Bandeirante de ortodontia em Campo Grande, deixou uma avenida para seus colegas trabalharem sempre o tendo como referência e padrão de qualidade. Marcelo se reinventava sempre. Ele certa vez pediu que lhe trouxesse uma ferramenta muito usada por carpinteiros nos EUA, e ele adaptou para que aqueles malditos braquetes de aparelhos, pontudos e impiedosos causadores de aftas. Todas as vezes que lhe visitava em consulta, ele tinha algo novo e algo em mente. Muitos anos antes de se falar em glutamina, para ganho de massa muscular, ele já tinha lido livros sobre o assunto e me deu um de presente. Anos atrás, falar sobre oxidologia ou ortomolecular era algo assustador e futuroso e lá estava Borg adaptando coisas da medicina na odontologia. E eu aplaudia, porque mesmo que não compartilhasse de suas idéias ortomoleculares (sinceramente acho que alguns médicos usam teorias sem provas bem documentadas para ganhar dinheiro com a venda de terrenos na Lua, infelizmente ), eu pelo menos tinha a simplicidade de ouvir as suas teorias, as quais sempre tinham em mente fazer mais e mais eficientemente o seu labor. Marcelo era uma figuraça. Uma de suas modas foram os aparelhos para controle do ronco. Eu como roncador profissional garanto: funcionava. Deixei de usar porque a noite ficou muito pacata e silenciosa em casa e Mônica parou de me dar cotoveladas. Como poderia viver sem agitar?
Depois, ele inventou um aparelho para emagrecer, que ele próprio usou e perdeu muito peso. Mas acho que Marcelinho, seu filho, resolveu não usar. E assim Deus me fez ter várias conversas com ambos, em separado, e era muito engraçado. Explico: Marcelo pai ( que me pedia para conversar com Marcelinho, e eu amo este guri ) dizia que o filho era doido (no bom sentido, pois no fundo o que ele queria era que seu filho fosse mais ativo em exercícios e no zelo pelas escolhas alimentares, coisas típicas de pai zeloso… ) e aí Marcelinho vai e sai com a melhor frase de todos os tempos: ‘Tio, eu sou maluco por fora e normal por dentro. E ele, que é normal por fora e maluco por dentro?”. Faz sentido. Adorei esta frase. Agora é minha…

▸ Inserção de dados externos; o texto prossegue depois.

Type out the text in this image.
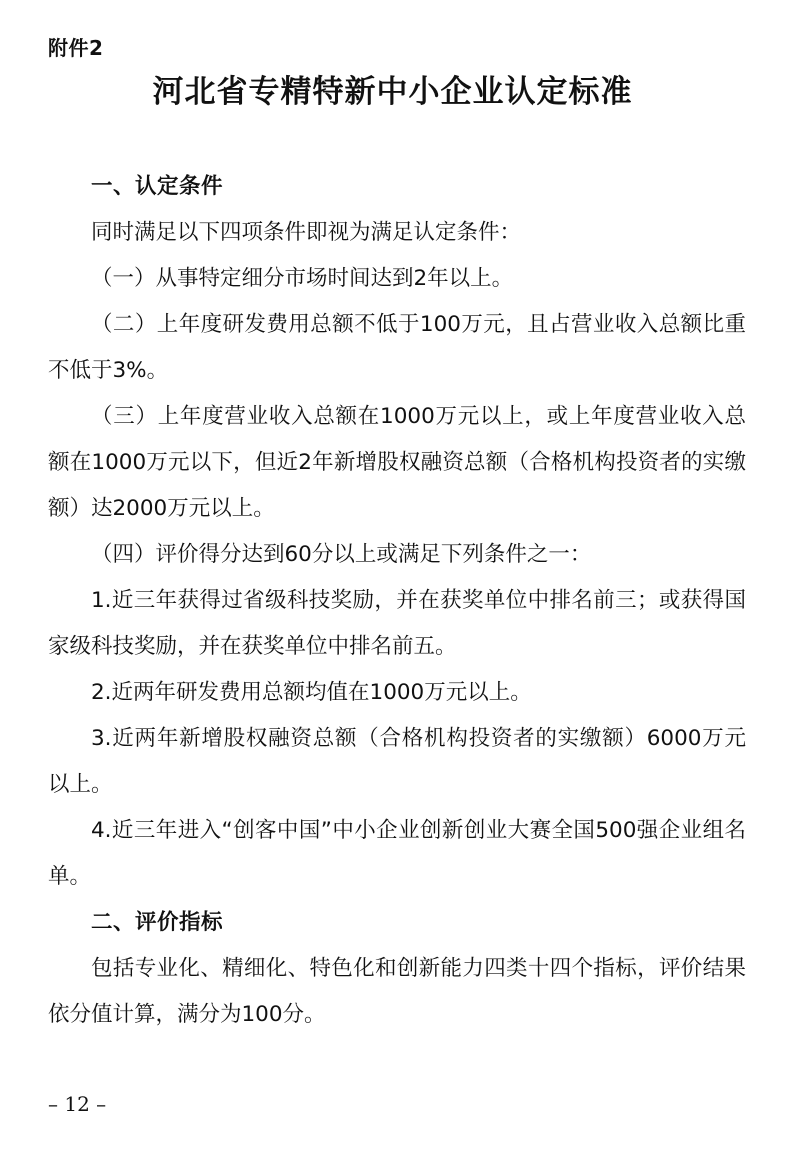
附件2
河北省专精特新中小企业认定标准

一、认定条件

同时满足以下四项条件即视为满足认定条件：

（一）从事特定细分市场时间达到2年以上。

（二）上年度研发费用总额不低于100万元，且占营业收入总额比重不低于3%。

（三）上年度营业收入总额在1000万元以上，或上年度营业收入总额在1000万元以下，但近2年新增股权融资总额（合格机构投资者的实缴额）达2000万元以上。

（四）评价得分达到60分以上或满足下列条件之一：

1.近三年获得过省级科技奖励，并在获奖单位中排名前三；或获得国家级科技奖励，并在获奖单位中排名前五。

2.近两年研发费用总额均值在1000万元以上。

3.近两年新增股权融资总额（合格机构投资者的实缴额）6000万元以上。

4.近三年进入“创客中国”中小企业创新创业大赛全国500强企业组名单。

二、评价指标

包括专业化、精细化、特色化和创新能力四类十四个指标，评价结果依分值计算，满分为100分。

– 12 –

Marcelo era um doido varrido ( estou desconfiado de que todos os Marcelos têm algum parafuso a menos ). Virava e mexia ele cismava em empinar pipas com as quais ele controlava com grossos barbantes com ambas as mãos. Eram pipas gigantes. E acho que foi na mesma época na qual usou aquele aparelho para emagrecer. Secou… era bom de ver isso. Era saudável. Não apenas pela perda saudável de peso mas pela criatividade com que lidava com a oportunidade de entrar em sinergia com a natureza.
No tênis, era um ás e apesar de eu ter tido muitas chances, nunca pude derrotá-lo com facilidade. Ele era muito melhor, detalhista e tinha um back hand, a la Bjorn Borg, de onde partiu seu apelido, e com as duas mãos na raquete acertava mais que errava. Era o único que jogava assim, para variar. Fez escola.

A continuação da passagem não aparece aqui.